たとえば、父が個人で飲食店を営んでいた土地を長男が取得し、その飲食店を長男が承継するのであれば、被相続人の事業用宅地等として検討します。
一方、土地は父名義であっても、父と生計を一にしていた長男が、従前からその土地の上で個人事業を営んでいた、というケースもあります。この場合は、生計一親族の事業用宅地等として検討します。ここでは原則として、その長男が土地を取得し、相続開始前から申告期限まで引き続きその土地の上で事業を営み、申告期限まで所有していることが重要になります。

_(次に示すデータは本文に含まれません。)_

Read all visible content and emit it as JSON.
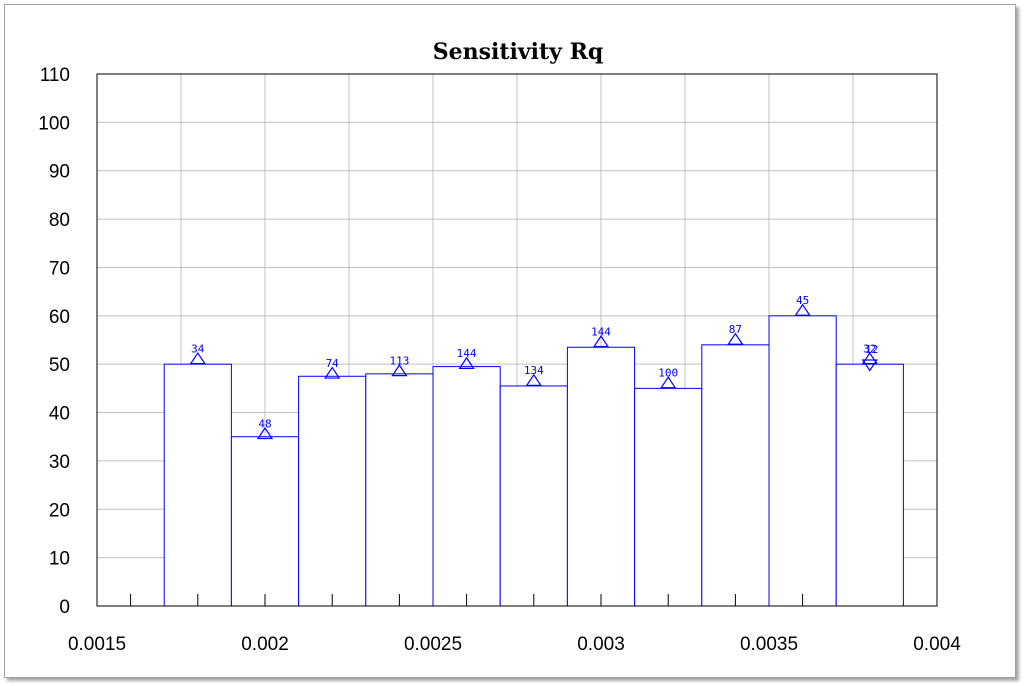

国税庁は、被相続人の事業用宅地等について、取得した親族が申告期限までに被相続人の事業を引き継ぎ、申告期限までその事業を営み、かつ宅地等を申告期限まで有していることを要件としています。あわせて、生計一親族の事業用宅地等については、相続開始の直前から申告期限までその宅地等の上で事業を営み、宅地等を申告期限まで有していることを要件としています。
出典:国税庁|No.4124 相続した事業の用や居住の用の宅地等の価額の特例(小規模宅地等の特例)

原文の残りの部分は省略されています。